CAN I ...? (ASKING FOR PERMISSION)
İzin istemek için “CAN I...?”

Can I ...? ile karşımızdakinden bir şeyler yapmak için izin istiyoruz. İşi yapacak olan biziz. Bu yüzden özne “I”.

Can I open the window, please?           Pencereyi açabilir miyim, lütfen?
Can I go out, please?                           Dışarı çıkabilir miyim, lütfen?
Can I have this pen, please?                 Bu kalemi alabilir miyim, lütfen?
Can I use your telephone, please?        Telefonunuzu kullanabilir miyim, lütfen?
Can I speak to Ahmet, please?             Ahmet’le konuşabilir miyim, lütfen?
Can I have the salt, please?                 Tuzu alabilir miyim, lütfen?

Typical positive answers: (Tipik olumlu cevaplar)

Of course / Sure / Certainly kelimeleri aynı anlamdadır: Elbette, tabi ki.
Please, do.           Lütfen yap. (Ne demek.)
Help yourself.      Keyfine bak.
Uh-huh.               Hı hı.
Here you are.       Buyurun. 

- Can I borrow your bicycle, today?      Bugün bisikletini ödünç alabilir miyim?
- Sure.                                                     Tabi ki.

- Can I have the sugar, please?             Şekeri alabilir miyim, lütfen?
- Here you are.                                      Buyurun.

Typical negative answers: (Tipik olumsuz cevaplar.)

I’m sorry, you can’t.     Üzgünüm, yapamazsın.
I’m afraid, you can’t.    Korkarım yapamazsın.
Please, don’t.                 Lütfen yapma.
Unh-unh.                       I ıh. 

- Can I go out with my friends?          Arkadaşlarımla dışarı çıkabilir miyim?
- I’m afraid, you can’t.                        Korkarım çıkamazsın.

Kişilerin isteklerini kibarca geri çevirmek için sebep belirtmemiz gerekir.
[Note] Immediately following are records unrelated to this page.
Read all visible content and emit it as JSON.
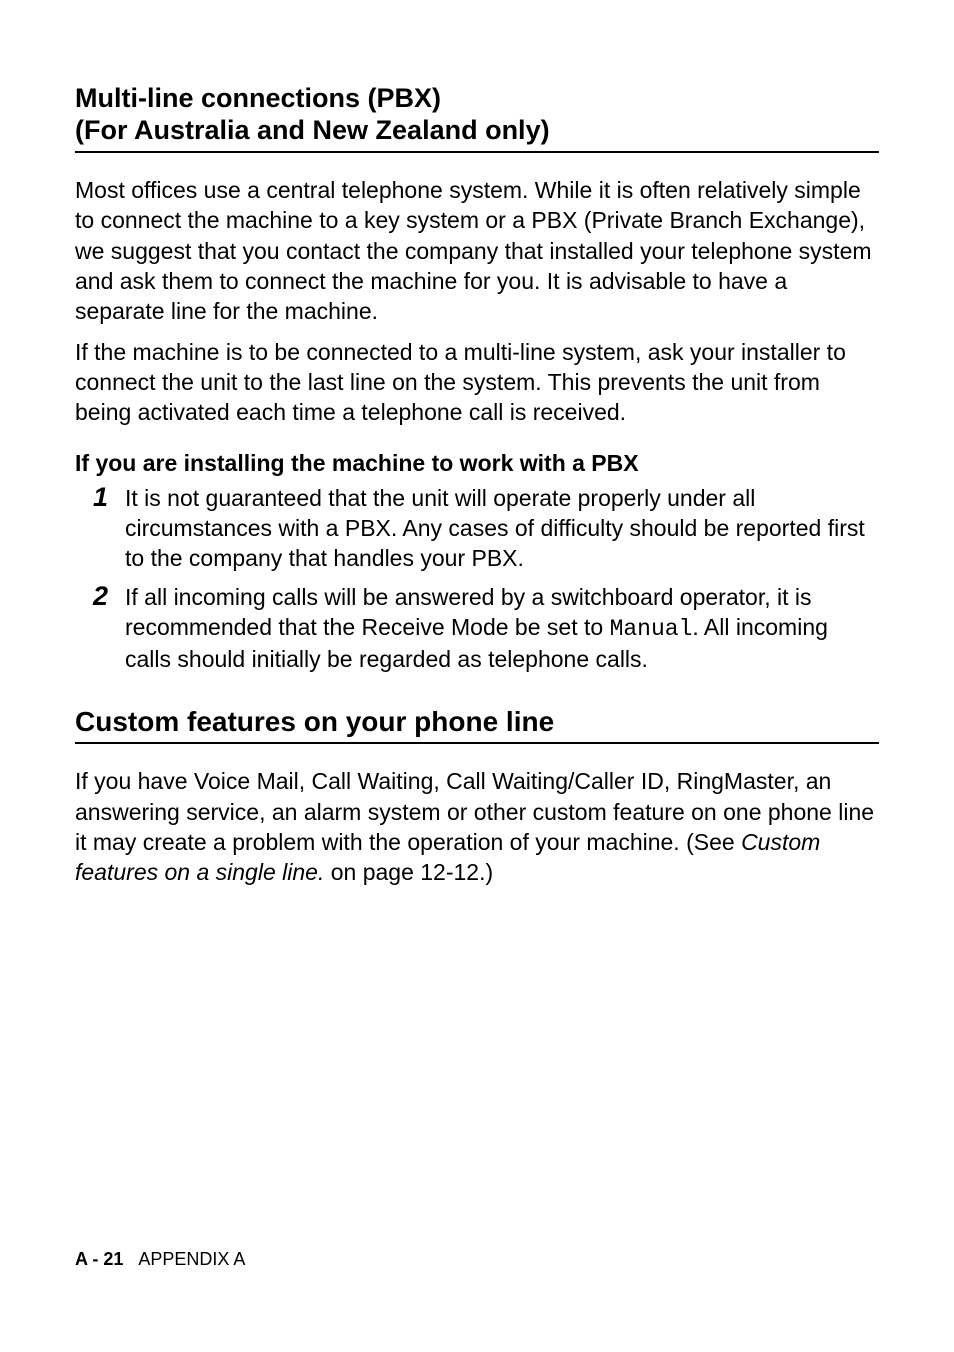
{
  "heading1_line1": "Multi-line connections (PBX)",
  "heading1_line2": "(For Australia and New Zealand only)",
  "para1": "Most offices use a central telephone system. While it is often relatively simple to connect the machine to a key system or a PBX (Private Branch Exchange), we suggest that you contact the company that installed your telephone system and ask them to connect the machine for you. It is advisable to have a separate line for the machine.",
  "para2": "If the machine is to be connected to a multi-line system, ask your installer to connect the unit to the last line on the system. This prevents the unit from being activated each time a telephone call is received.",
  "sub_heading": "If you are installing the machine to work with a PBX",
  "list": {
    "num1": "1",
    "text1": "It is not guaranteed that the unit will operate properly under all circumstances with a PBX. Any cases of difficulty should be reported first to the company that handles your PBX.",
    "num2": "2",
    "text2a": "If all incoming calls will be answered by a switchboard operator, it is recommended that the Receive Mode be set to ",
    "text2_mono": "Manual",
    "text2b": ". All incoming calls should initially be regarded as telephone calls."
  },
  "heading2": "Custom features on your phone line",
  "para3a": "If you have Voice Mail, Call Waiting, Call Waiting/Caller ID, RingMaster, an answering service, an alarm system or other custom feature on one phone line it may create a problem with the operation of your machine. (See ",
  "para3_italic": "Custom features on a single line.",
  "para3b": " on page 12-12.)",
  "footer_page": "A - 21",
  "footer_label": "APPENDIX A"
}
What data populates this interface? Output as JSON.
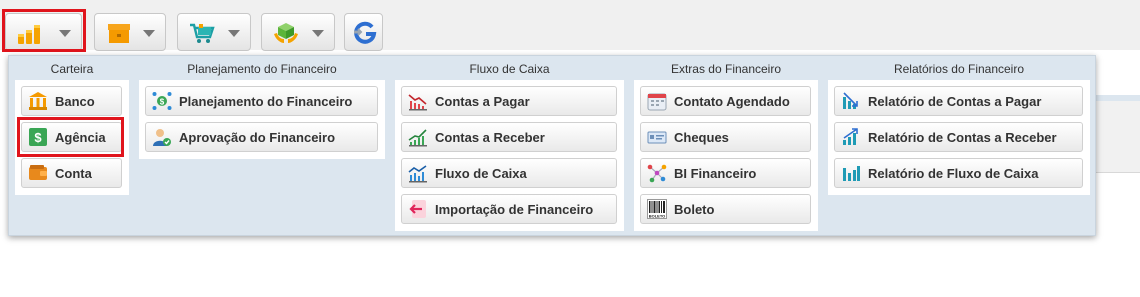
{
  "toolbar": {
    "buttons": [
      {
        "name": "financeiro-icon",
        "selected": true
      },
      {
        "name": "box-icon"
      },
      {
        "name": "cart-icon"
      },
      {
        "name": "hands-cube-icon"
      },
      {
        "name": "g-sync-icon"
      }
    ],
    "highlight_color": "#e0141c"
  },
  "menu": {
    "carteira": {
      "title": "Carteira",
      "items": [
        {
          "label": "Banco",
          "icon": "bank-icon"
        },
        {
          "label": "Agência",
          "icon": "dollar-icon",
          "highlighted": true
        },
        {
          "label": "Conta",
          "icon": "wallet-icon"
        }
      ]
    },
    "planejamento": {
      "title": "Planejamento do Financeiro",
      "items": [
        {
          "label": "Planejamento do Financeiro",
          "icon": "network-dollar-icon"
        },
        {
          "label": "Aprovação do Financeiro",
          "icon": "user-approve-icon"
        }
      ]
    },
    "fluxo": {
      "title": "Fluxo de Caixa",
      "items": [
        {
          "label": "Contas a Pagar",
          "icon": "chart-down-icon"
        },
        {
          "label": "Contas a Receber",
          "icon": "chart-up-icon"
        },
        {
          "label": "Fluxo de Caixa",
          "icon": "chart-flow-icon"
        },
        {
          "label": "Importação de Financeiro",
          "icon": "import-icon"
        }
      ]
    },
    "extras": {
      "title": "Extras do Financeiro",
      "items": [
        {
          "label": "Contato Agendado",
          "icon": "calendar-icon"
        },
        {
          "label": "Cheques",
          "icon": "cheque-icon"
        },
        {
          "label": "BI Financeiro",
          "icon": "bi-icon"
        },
        {
          "label": "Boleto",
          "icon": "barcode-icon",
          "sublabel": "BOLETO"
        }
      ]
    },
    "relatorios": {
      "title": "Relatórios do Financeiro",
      "items": [
        {
          "label": "Relatório de Contas a Pagar",
          "icon": "report-pay-icon"
        },
        {
          "label": "Relatório de Contas a Receber",
          "icon": "report-receive-icon"
        },
        {
          "label": "Relatório de Fluxo de Caixa",
          "icon": "report-flow-icon"
        }
      ]
    }
  }
}
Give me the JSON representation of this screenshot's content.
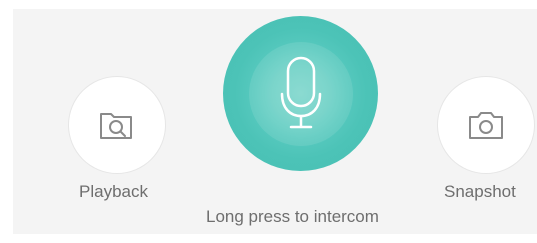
{
  "controls": {
    "playback": {
      "label": "Playback",
      "icon": "folder-search-icon"
    },
    "intercom": {
      "label": "Long press to intercom",
      "icon": "microphone-icon",
      "accent_color": "#4cc3b7"
    },
    "snapshot": {
      "label": "Snapshot",
      "icon": "camera-icon"
    }
  }
}
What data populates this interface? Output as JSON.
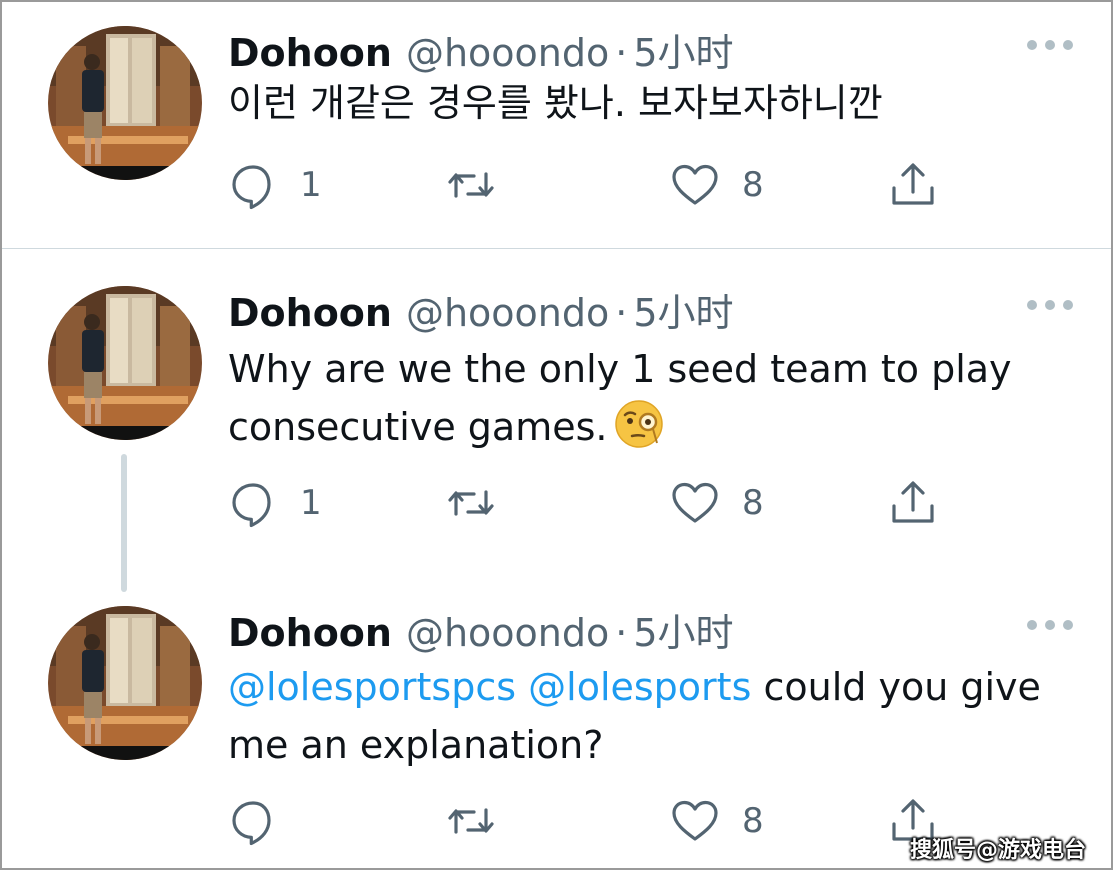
{
  "tweets": [
    {
      "name": "Dohoon",
      "handle": "@hooondo",
      "separator": "·",
      "time": "5小时",
      "text": "이런 개같은 경우를 봤나. 보자보자하니깐",
      "reply_count": "1",
      "retweet_count": "",
      "like_count": "8"
    },
    {
      "name": "Dohoon",
      "handle": "@hooondo",
      "separator": "·",
      "time": "5小时",
      "text": "Why are we the only 1 seed team to play consecutive games.",
      "emoji": "face-with-monocle-emoji",
      "reply_count": "1",
      "retweet_count": "",
      "like_count": "8"
    },
    {
      "name": "Dohoon",
      "handle": "@hooondo",
      "separator": "·",
      "time": "5小时",
      "mention_1": "@lolesportspcs",
      "mention_2": "@lolesports",
      "text_rest": "could you give me an explanation?",
      "reply_count": "",
      "retweet_count": "",
      "like_count": "8"
    }
  ],
  "watermark": "搜狐号@游戏电台",
  "icons": [
    "reply-icon",
    "retweet-icon",
    "like-icon",
    "share-icon",
    "more-icon"
  ],
  "colors": {
    "mention": "#1d9bf0",
    "secondary_text": "#536471",
    "divider": "#cfd9de"
  }
}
Örneğin:

- Can I borrow your bicycle today?
- I’m sorry. I need it.                             Üzgünüm. Bana lazım. 

- Can I open the window?
- Please don’t. I’m a bit cold.        Lütfen açma. Biraz üşüyorum. 

MAY I ...? (ASKING FOR PERMISSION)
İzin istemek için MAY I ...?

May I ...? ile de karşımızdaki kişiden bir şeyler yapmak için izin istiyoruz. Ancak May I ...? resmi ve çok kibar bir kullanımdır. Aşağıdaki örnekte olduğu gibi:

May I come in, sir?               İçeriye girebilir miyim, efendim? 

Samimi olduğunuz kişilerle konuşurken ya da resmiyete gerek duyulmayan hallerde “Can I ...? kullanın. Aşağıdaki örnekleri karşılaştırın.

Hey, Jack. Can I ask you a question?     Hey, Jack. Sana bir soru sorabilir miyim?

Excuse me, Mr Smith. May I ask you a question? Affedersiniz, Bay Smith. Size bir soru sorabilir miyim?

Typical answers: (Tipik cevaplar)

Sure. / Of course. / Certainly. Please do. Help yourself. Here you are. (Kabul.)
I’m sorry, you can’t. / I’m afraid, you can’t. / Please don’t.               (Red.)

- May I leave early, today?    Bugün erken ayrılabilir miyim?
- Yes, of course.                     Evet, tabi.

- May I smoke here?                                 Burada sigara içebilir miyim?
- I’m afraid you can’t. It’s forbidden.         Korkarım hayır. Yasak.


CAN YOU ...? (MAKING A REQUEST)
Ricada bulunmak için CAN YOU...?


Can you...? ile karşımızdakinden bizim için bir şeyler yapmasını rica ediyoruz. İşi yapacak olan karşımızdaki. Bu yüzden özne YOU.

Can you help me, please?                         Bana yardım edebilir misin, lütfen?
Can you close the door, please?               Kapıyı kapatır mısın, lütfen?
Can you wash the dishes, please?            Bulaşıkları yıkar mısın, lütfen?
Can you pass me the salt, please?            Tuzu uzatır mısın, lütfen?

Typical positive answers (Tipik olumlu cevaplar)

Sure. / Of course. / Yes, of course. / Certainly. / Yes, certainly.
Here you are. / Uh-huh.

- Can you carry this bag for me?           Bu çantayı benim için taşır mısın?
- Yes, certainly.                                     Evet, tabi ki.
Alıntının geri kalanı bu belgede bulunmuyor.